While we are at it, the Founding Fathers never envisioned High Speed Automatic Printing Presses shooting out hundreds of pages per minute.

Perhaps it’s time for some common sense restrictions on the 1st Amendment.

    nordic prince in reply to MattMusson. | December 15, 2023 at 2:17 pm

    Al Gore is right on it – he wants all information to come from mainstream news.

    Because alternative news sources are just too DANGEROUS, ya know.

    henrybowman in reply to MattMusson. | December 16, 2023 at 12:46 am

    Way ahead of ya, dude.
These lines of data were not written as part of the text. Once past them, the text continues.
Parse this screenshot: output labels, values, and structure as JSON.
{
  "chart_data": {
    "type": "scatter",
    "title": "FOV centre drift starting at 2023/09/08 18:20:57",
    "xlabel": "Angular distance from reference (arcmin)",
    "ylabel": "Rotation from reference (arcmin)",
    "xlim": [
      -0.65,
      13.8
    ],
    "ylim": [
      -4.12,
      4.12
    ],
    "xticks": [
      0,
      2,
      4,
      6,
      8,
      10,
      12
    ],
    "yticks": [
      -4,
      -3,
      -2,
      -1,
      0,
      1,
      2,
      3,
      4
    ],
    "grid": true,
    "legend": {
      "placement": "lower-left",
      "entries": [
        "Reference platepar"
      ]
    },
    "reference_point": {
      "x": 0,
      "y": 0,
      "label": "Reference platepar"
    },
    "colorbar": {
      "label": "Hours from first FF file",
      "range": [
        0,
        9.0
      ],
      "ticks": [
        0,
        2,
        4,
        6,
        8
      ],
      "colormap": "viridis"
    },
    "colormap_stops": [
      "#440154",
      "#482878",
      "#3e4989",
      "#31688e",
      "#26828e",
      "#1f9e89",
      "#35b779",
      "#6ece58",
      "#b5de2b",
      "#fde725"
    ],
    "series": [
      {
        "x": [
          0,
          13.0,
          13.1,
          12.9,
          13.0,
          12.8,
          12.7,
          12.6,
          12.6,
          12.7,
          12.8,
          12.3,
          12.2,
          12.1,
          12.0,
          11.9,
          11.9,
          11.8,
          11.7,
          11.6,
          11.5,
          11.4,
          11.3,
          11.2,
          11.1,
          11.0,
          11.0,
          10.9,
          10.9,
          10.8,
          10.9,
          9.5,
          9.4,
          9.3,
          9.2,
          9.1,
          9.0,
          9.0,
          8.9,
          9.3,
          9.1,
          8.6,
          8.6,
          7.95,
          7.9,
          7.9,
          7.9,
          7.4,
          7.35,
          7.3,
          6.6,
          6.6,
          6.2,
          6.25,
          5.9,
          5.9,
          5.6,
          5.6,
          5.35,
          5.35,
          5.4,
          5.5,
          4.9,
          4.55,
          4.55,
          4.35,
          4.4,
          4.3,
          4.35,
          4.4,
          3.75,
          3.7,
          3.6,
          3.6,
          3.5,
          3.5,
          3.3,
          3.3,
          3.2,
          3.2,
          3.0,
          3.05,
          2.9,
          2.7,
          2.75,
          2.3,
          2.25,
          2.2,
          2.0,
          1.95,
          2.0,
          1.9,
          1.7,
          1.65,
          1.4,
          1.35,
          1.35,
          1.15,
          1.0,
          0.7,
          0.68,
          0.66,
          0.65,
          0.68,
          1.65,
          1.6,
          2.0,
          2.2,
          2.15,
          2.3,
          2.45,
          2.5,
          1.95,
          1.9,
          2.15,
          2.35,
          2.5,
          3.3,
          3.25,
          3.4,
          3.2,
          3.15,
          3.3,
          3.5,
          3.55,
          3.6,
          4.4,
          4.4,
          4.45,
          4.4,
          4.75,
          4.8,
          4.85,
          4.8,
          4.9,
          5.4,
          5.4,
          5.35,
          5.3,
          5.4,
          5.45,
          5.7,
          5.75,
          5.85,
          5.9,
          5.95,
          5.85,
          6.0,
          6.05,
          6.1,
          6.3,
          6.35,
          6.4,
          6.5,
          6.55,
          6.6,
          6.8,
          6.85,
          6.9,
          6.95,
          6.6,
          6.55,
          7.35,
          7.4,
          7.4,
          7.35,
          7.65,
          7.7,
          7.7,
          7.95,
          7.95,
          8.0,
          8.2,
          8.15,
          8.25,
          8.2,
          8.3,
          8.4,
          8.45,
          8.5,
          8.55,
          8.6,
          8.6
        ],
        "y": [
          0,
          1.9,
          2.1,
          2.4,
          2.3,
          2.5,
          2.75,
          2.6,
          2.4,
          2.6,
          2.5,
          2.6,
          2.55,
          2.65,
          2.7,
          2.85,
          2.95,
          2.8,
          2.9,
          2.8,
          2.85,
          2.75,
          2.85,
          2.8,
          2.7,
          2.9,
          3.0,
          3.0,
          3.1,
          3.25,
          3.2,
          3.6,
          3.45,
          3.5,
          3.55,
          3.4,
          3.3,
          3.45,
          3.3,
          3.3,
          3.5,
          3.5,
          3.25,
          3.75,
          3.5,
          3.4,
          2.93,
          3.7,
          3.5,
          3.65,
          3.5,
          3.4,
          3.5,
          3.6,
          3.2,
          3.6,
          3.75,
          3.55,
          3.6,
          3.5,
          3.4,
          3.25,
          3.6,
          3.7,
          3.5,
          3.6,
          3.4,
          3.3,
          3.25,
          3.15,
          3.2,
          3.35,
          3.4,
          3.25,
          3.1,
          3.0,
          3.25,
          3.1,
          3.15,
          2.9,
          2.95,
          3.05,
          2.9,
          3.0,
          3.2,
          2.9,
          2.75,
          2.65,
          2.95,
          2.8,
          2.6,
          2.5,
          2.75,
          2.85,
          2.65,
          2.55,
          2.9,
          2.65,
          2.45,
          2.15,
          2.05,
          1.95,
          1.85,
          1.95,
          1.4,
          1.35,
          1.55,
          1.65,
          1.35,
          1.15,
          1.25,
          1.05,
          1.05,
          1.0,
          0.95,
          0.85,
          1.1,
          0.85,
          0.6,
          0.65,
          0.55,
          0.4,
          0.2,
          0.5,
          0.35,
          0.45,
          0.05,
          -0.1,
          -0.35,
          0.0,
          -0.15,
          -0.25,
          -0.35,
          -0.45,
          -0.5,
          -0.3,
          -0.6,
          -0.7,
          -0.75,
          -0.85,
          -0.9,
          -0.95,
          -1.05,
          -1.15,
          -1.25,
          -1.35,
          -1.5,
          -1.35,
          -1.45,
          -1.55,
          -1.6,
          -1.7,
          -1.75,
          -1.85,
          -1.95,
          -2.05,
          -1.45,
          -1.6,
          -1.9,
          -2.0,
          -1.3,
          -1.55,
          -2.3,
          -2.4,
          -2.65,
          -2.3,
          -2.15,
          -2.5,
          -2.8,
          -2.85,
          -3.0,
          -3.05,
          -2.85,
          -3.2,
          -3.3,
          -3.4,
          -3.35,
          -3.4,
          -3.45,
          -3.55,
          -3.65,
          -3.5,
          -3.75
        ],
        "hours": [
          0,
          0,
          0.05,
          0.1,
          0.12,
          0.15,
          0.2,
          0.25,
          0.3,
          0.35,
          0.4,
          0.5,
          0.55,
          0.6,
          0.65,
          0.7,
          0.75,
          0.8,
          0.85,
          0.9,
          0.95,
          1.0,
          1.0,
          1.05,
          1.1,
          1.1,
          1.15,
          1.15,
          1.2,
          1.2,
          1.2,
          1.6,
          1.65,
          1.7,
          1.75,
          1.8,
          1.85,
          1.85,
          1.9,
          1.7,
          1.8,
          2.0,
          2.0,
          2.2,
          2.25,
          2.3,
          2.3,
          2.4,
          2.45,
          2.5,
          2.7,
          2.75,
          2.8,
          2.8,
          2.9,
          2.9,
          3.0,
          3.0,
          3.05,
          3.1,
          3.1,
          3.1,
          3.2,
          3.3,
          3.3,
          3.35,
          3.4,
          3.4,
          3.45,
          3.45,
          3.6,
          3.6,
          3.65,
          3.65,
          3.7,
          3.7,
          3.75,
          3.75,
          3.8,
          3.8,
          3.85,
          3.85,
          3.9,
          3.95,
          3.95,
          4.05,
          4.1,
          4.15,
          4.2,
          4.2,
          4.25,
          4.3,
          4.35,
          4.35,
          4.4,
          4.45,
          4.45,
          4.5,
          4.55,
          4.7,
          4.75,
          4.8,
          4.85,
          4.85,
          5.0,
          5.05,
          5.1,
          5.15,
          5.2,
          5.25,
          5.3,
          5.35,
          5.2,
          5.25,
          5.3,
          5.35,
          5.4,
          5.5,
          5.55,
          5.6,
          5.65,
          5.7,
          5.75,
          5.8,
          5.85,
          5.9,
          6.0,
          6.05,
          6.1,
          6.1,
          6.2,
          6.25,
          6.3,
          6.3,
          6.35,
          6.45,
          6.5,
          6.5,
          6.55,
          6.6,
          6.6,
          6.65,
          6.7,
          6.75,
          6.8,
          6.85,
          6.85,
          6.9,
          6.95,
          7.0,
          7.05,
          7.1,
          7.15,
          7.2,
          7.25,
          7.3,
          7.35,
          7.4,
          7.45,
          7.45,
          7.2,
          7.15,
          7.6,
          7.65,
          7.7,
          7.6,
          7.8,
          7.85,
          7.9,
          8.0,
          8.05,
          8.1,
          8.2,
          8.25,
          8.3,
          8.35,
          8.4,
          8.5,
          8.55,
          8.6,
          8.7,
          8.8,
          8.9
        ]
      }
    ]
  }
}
Democrats are on the job!

    Milhouse in reply to MattMusson. | December 17, 2023 at 11:03 pm

    How about common-sense restrictions on the 4th and 5th amendments? Think of all the crime that could be prevented, and all the criminals who could be taken off the street, if only the 4th and 5th were not enforced quite so zealously as they are.

No weapon is an assault weapon … it’s an inanimate object incapable of carrying out an assault. What we have is an assault person.
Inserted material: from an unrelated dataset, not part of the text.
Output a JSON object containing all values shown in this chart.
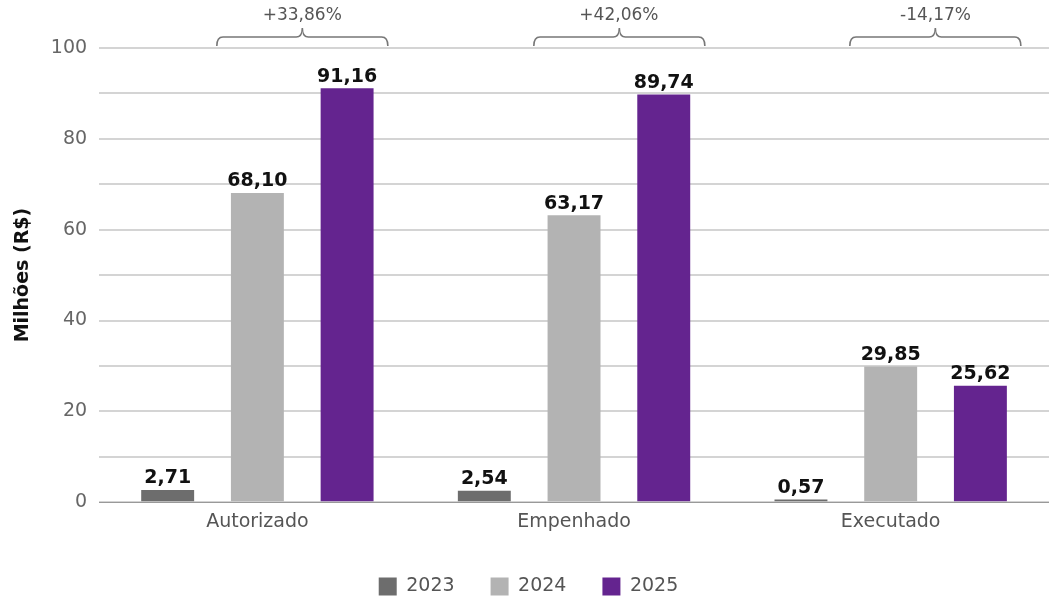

The word weapon is so generic. If I assault someone with an umbrella, is it an assault umbrella? Umbrellas with telescoping shafts must be banned because of their concealment and reach!
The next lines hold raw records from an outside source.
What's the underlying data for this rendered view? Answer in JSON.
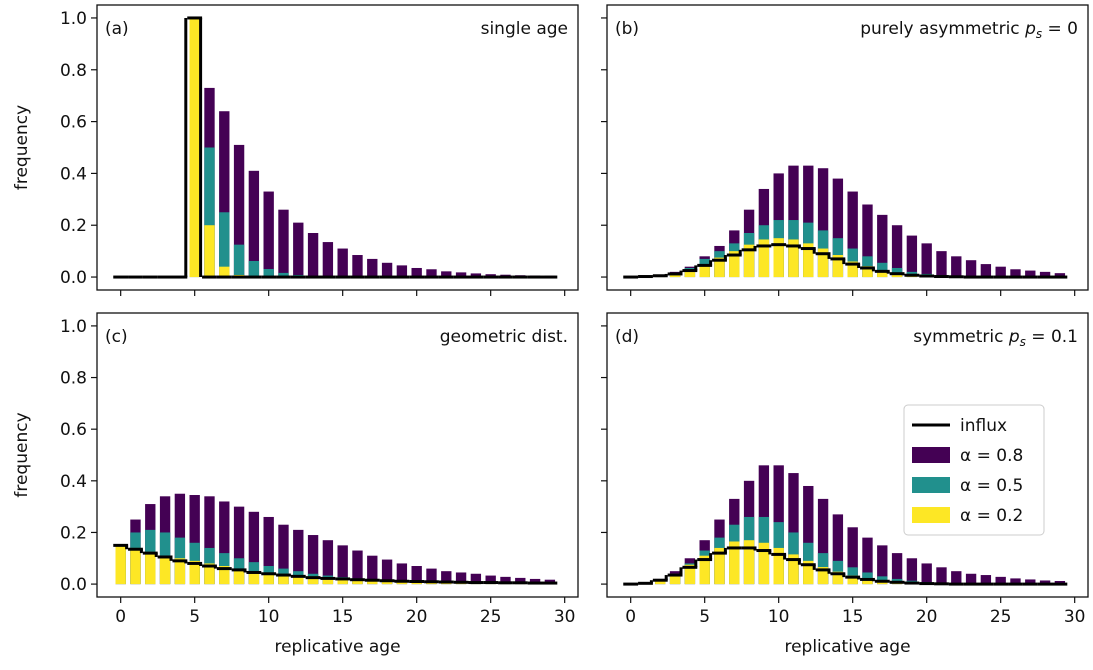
{
  "chart_data": [
    {
      "type": "bar",
      "panel": "(a)",
      "annotation": {
        "prefix": "single age"
      },
      "x": [
        0,
        1,
        2,
        3,
        4,
        5,
        6,
        7,
        8,
        9,
        10,
        11,
        12,
        13,
        14,
        15,
        16,
        17,
        18,
        19,
        20,
        21,
        22,
        23,
        24,
        25,
        26,
        27,
        28,
        29
      ],
      "xlim": [
        -1.6,
        30.9
      ],
      "ylim": [
        -0.05,
        1.05
      ],
      "xticks": [
        0,
        5,
        10,
        15,
        20,
        25,
        30
      ],
      "yticks": [
        0.0,
        0.2,
        0.4,
        0.6,
        0.8,
        1.0
      ],
      "show_xtick_labels": false,
      "show_ytick_labels": true,
      "ylabel": "frequency",
      "legend": false,
      "series": [
        {
          "name": "influx",
          "color": "#000000",
          "style": "step",
          "values": [
            0,
            0,
            0,
            0,
            0,
            1.0,
            0,
            0,
            0,
            0,
            0,
            0,
            0,
            0,
            0,
            0,
            0,
            0,
            0,
            0,
            0,
            0,
            0,
            0,
            0,
            0,
            0,
            0,
            0,
            0
          ]
        },
        {
          "name": "α = 0.8",
          "color": "#440154",
          "values": [
            0,
            0,
            0,
            0,
            0,
            1.0,
            0.73,
            0.64,
            0.51,
            0.41,
            0.33,
            0.26,
            0.21,
            0.17,
            0.135,
            0.11,
            0.085,
            0.07,
            0.055,
            0.045,
            0.035,
            0.03,
            0.022,
            0.018,
            0.014,
            0.011,
            0.009,
            0.007,
            0.006,
            0.005
          ]
        },
        {
          "name": "α = 0.5",
          "color": "#21908d",
          "values": [
            0,
            0,
            0,
            0,
            0,
            1.0,
            0.5,
            0.25,
            0.125,
            0.062,
            0.031,
            0.016,
            0.008,
            0.004,
            0.002,
            0.001,
            0,
            0,
            0,
            0,
            0,
            0,
            0,
            0,
            0,
            0,
            0,
            0,
            0,
            0
          ]
        },
        {
          "name": "α = 0.2",
          "color": "#fde725",
          "values": [
            0,
            0,
            0,
            0,
            0,
            1.0,
            0.2,
            0.04,
            0.008,
            0.002,
            0,
            0,
            0,
            0,
            0,
            0,
            0,
            0,
            0,
            0,
            0,
            0,
            0,
            0,
            0,
            0,
            0,
            0,
            0,
            0
          ]
        }
      ]
    },
    {
      "type": "bar",
      "panel": "(b)",
      "annotation": {
        "prefix": "purely asymmetric ",
        "symbol": "p",
        "subscript": "s",
        "suffix": " = 0"
      },
      "x": [
        0,
        1,
        2,
        3,
        4,
        5,
        6,
        7,
        8,
        9,
        10,
        11,
        12,
        13,
        14,
        15,
        16,
        17,
        18,
        19,
        20,
        21,
        22,
        23,
        24,
        25,
        26,
        27,
        28,
        29
      ],
      "xlim": [
        -1.6,
        30.9
      ],
      "ylim": [
        -0.05,
        1.05
      ],
      "xticks": [
        0,
        5,
        10,
        15,
        20,
        25,
        30
      ],
      "yticks": [
        0.0,
        0.2,
        0.4,
        0.6,
        0.8,
        1.0
      ],
      "show_xtick_labels": false,
      "show_ytick_labels": false,
      "legend": false,
      "series": [
        {
          "name": "influx",
          "color": "#000000",
          "style": "step",
          "values": [
            0,
            0.002,
            0.005,
            0.012,
            0.025,
            0.045,
            0.065,
            0.085,
            0.105,
            0.12,
            0.125,
            0.12,
            0.11,
            0.09,
            0.07,
            0.05,
            0.035,
            0.022,
            0.013,
            0.007,
            0.004,
            0.002,
            0.001,
            0,
            0,
            0,
            0,
            0,
            0,
            0
          ]
        },
        {
          "name": "α = 0.8",
          "color": "#440154",
          "values": [
            0,
            0.003,
            0.008,
            0.02,
            0.04,
            0.08,
            0.12,
            0.18,
            0.26,
            0.34,
            0.4,
            0.43,
            0.43,
            0.42,
            0.38,
            0.33,
            0.28,
            0.24,
            0.2,
            0.16,
            0.13,
            0.1,
            0.08,
            0.065,
            0.05,
            0.04,
            0.03,
            0.025,
            0.02,
            0.015
          ]
        },
        {
          "name": "α = 0.5",
          "color": "#21908d",
          "values": [
            0,
            0.002,
            0.006,
            0.015,
            0.035,
            0.07,
            0.1,
            0.13,
            0.17,
            0.2,
            0.22,
            0.22,
            0.21,
            0.18,
            0.15,
            0.11,
            0.08,
            0.055,
            0.035,
            0.02,
            0.012,
            0.007,
            0.004,
            0.002,
            0.001,
            0,
            0,
            0,
            0,
            0
          ]
        },
        {
          "name": "α = 0.2",
          "color": "#fde725",
          "values": [
            0,
            0.002,
            0.005,
            0.013,
            0.028,
            0.05,
            0.075,
            0.1,
            0.125,
            0.145,
            0.15,
            0.145,
            0.13,
            0.11,
            0.085,
            0.06,
            0.042,
            0.027,
            0.016,
            0.009,
            0.005,
            0.002,
            0.001,
            0,
            0,
            0,
            0,
            0,
            0,
            0
          ]
        }
      ]
    },
    {
      "type": "bar",
      "panel": "(c)",
      "annotation": {
        "prefix": "geometric dist."
      },
      "x": [
        0,
        1,
        2,
        3,
        4,
        5,
        6,
        7,
        8,
        9,
        10,
        11,
        12,
        13,
        14,
        15,
        16,
        17,
        18,
        19,
        20,
        21,
        22,
        23,
        24,
        25,
        26,
        27,
        28,
        29
      ],
      "xlim": [
        -1.6,
        30.9
      ],
      "ylim": [
        -0.05,
        1.05
      ],
      "xticks": [
        0,
        5,
        10,
        15,
        20,
        25,
        30
      ],
      "yticks": [
        0.0,
        0.2,
        0.4,
        0.6,
        0.8,
        1.0
      ],
      "show_xtick_labels": true,
      "show_ytick_labels": true,
      "ylabel": "frequency",
      "xlabel": "replicative age",
      "legend": false,
      "series": [
        {
          "name": "influx",
          "color": "#000000",
          "style": "step",
          "values": [
            0.15,
            0.135,
            0.12,
            0.105,
            0.09,
            0.08,
            0.07,
            0.06,
            0.055,
            0.045,
            0.04,
            0.035,
            0.03,
            0.025,
            0.022,
            0.02,
            0.017,
            0.015,
            0.013,
            0.011,
            0.01,
            0.009,
            0.008,
            0.007,
            0.006,
            0.006,
            0.005,
            0.005,
            0.004,
            0.004
          ]
        },
        {
          "name": "α = 0.8",
          "color": "#440154",
          "values": [
            0.15,
            0.25,
            0.31,
            0.34,
            0.35,
            0.345,
            0.34,
            0.32,
            0.3,
            0.28,
            0.26,
            0.23,
            0.21,
            0.19,
            0.17,
            0.15,
            0.13,
            0.11,
            0.095,
            0.08,
            0.07,
            0.06,
            0.05,
            0.045,
            0.04,
            0.033,
            0.028,
            0.024,
            0.02,
            0.017
          ]
        },
        {
          "name": "α = 0.5",
          "color": "#21908d",
          "values": [
            0.15,
            0.2,
            0.21,
            0.2,
            0.18,
            0.16,
            0.14,
            0.12,
            0.1,
            0.085,
            0.07,
            0.06,
            0.05,
            0.04,
            0.033,
            0.027,
            0.022,
            0.018,
            0.015,
            0.012,
            0.01,
            0.008,
            0.007,
            0.006,
            0.005,
            0.004,
            0.004,
            0.003,
            0.003,
            0.002
          ]
        },
        {
          "name": "α = 0.2",
          "color": "#fde725",
          "values": [
            0.15,
            0.14,
            0.125,
            0.11,
            0.1,
            0.09,
            0.08,
            0.07,
            0.06,
            0.05,
            0.045,
            0.04,
            0.035,
            0.03,
            0.026,
            0.022,
            0.019,
            0.016,
            0.014,
            0.012,
            0.01,
            0.009,
            0.008,
            0.007,
            0.006,
            0.005,
            0.005,
            0.004,
            0.004,
            0.003
          ]
        }
      ]
    },
    {
      "type": "bar",
      "panel": "(d)",
      "annotation": {
        "prefix": "symmetric ",
        "symbol": "p",
        "subscript": "s",
        "suffix": " = 0.1"
      },
      "x": [
        0,
        1,
        2,
        3,
        4,
        5,
        6,
        7,
        8,
        9,
        10,
        11,
        12,
        13,
        14,
        15,
        16,
        17,
        18,
        19,
        20,
        21,
        22,
        23,
        24,
        25,
        26,
        27,
        28,
        29
      ],
      "xlim": [
        -1.6,
        30.9
      ],
      "ylim": [
        -0.05,
        1.05
      ],
      "xticks": [
        0,
        5,
        10,
        15,
        20,
        25,
        30
      ],
      "yticks": [
        0.0,
        0.2,
        0.4,
        0.6,
        0.8,
        1.0
      ],
      "show_xtick_labels": true,
      "show_ytick_labels": false,
      "xlabel": "replicative age",
      "legend": "center right",
      "series": [
        {
          "name": "influx",
          "color": "#000000",
          "style": "step",
          "values": [
            0,
            0.003,
            0.015,
            0.035,
            0.065,
            0.095,
            0.12,
            0.14,
            0.14,
            0.13,
            0.115,
            0.095,
            0.075,
            0.055,
            0.04,
            0.027,
            0.018,
            0.011,
            0.007,
            0.004,
            0.002,
            0.001,
            0,
            0,
            0,
            0,
            0,
            0,
            0,
            0
          ]
        },
        {
          "name": "α = 0.8",
          "color": "#440154",
          "values": [
            0,
            0.005,
            0.02,
            0.05,
            0.1,
            0.17,
            0.25,
            0.33,
            0.4,
            0.46,
            0.46,
            0.43,
            0.38,
            0.33,
            0.27,
            0.22,
            0.18,
            0.15,
            0.12,
            0.1,
            0.08,
            0.065,
            0.05,
            0.04,
            0.035,
            0.028,
            0.022,
            0.018,
            0.014,
            0.012
          ]
        },
        {
          "name": "α = 0.5",
          "color": "#21908d",
          "values": [
            0,
            0.004,
            0.018,
            0.04,
            0.08,
            0.13,
            0.18,
            0.23,
            0.26,
            0.26,
            0.24,
            0.2,
            0.16,
            0.12,
            0.09,
            0.065,
            0.045,
            0.03,
            0.02,
            0.013,
            0.008,
            0.005,
            0.003,
            0.002,
            0.001,
            0,
            0,
            0,
            0,
            0
          ]
        },
        {
          "name": "α = 0.2",
          "color": "#fde725",
          "values": [
            0,
            0.003,
            0.016,
            0.04,
            0.075,
            0.11,
            0.14,
            0.165,
            0.17,
            0.16,
            0.14,
            0.115,
            0.09,
            0.066,
            0.048,
            0.033,
            0.022,
            0.014,
            0.009,
            0.005,
            0.003,
            0.001,
            0,
            0,
            0,
            0,
            0,
            0,
            0,
            0
          ]
        }
      ]
    }
  ]
}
I sure would like to see more articulate Republicans mock the Dems terminology to point out their silliness.

Disappointed that SCOTUS isn’t immediately swatting down these blatantly unconstitutional gun laws in the wake of Bruen.

    Surprised they didn’t give illinois the middle digit and tell them to GFY while declaring the law completely unconstitutional.

    https://www.americanthinker.com/blog/2023/12/nearly_9_million_dollar_gun_buyback_program_yields_zero_purchased_firearms.html

    The Trudeau Liberals spent nearly $9 million on its gun ‘buyback’ scheme this year without purchasing a single firearm, says the Department of Public Safety.

    Cabinet in an Inquiry Of Ministry told the House of Commons it spent $8,964,109 of the $37.4 million allocated to the program before they paused it on October 12.

    Now when governments run gun “buyback” initiatives, “buyback” always goes in air quotes because it implies the government is buying something “back” as if it first owned the item—of course, this is not the case. The government is simply using money it plundered under threat of jail or state execution at the hands of a tax revenue “service” to bribe individuals into surrendering their right to self-defense for a couple of measly bucks. Stealing our money to weaponize it against us? What an utter racket.

    Milhouse in reply to dawgfan. | December 17, 2023 at 10:57 pm

    SCOTUS couldn’t swat this law down, because it wasn’t before it. The only question before it was whether to grant an injunction while the case is being heard below. I would have thought an injunction was appropriate because the harm to those who will now be unable to exercise their constitutional rights, but I guess a majority of the court felt that this harm could be compensated later, if the plaintiffs prevail. It’s unlikely that anyone will die in the meantime because they were unable to defend themselves with the most suitable weapon for the job; in most cases a less suitable weapon will also work. Until it doesn’t.

Despite the blaring and misleading headlines this ruling by SCOTUS says nothing about the law. SCOTUS just wants it to go through the normal appeal process before they decide to take it or not.

    Milhouse in reply to diver64. | December 17, 2023 at 11:01 pm

    Yes, but in the meantime, if the injunction were granted and then the state prevailed, what irreparable harm would it have suffered by delaying implementation and keeping the status quo ante a little longer? It seems to me that now, with the law due to go into effect until it’s struck down, anyone who wants one of the banned weapons to defend himself will have suffered irreparable harm. Especially if he’s dead, but even if not. Generally loss of a constitutional right is recognized as harm per se.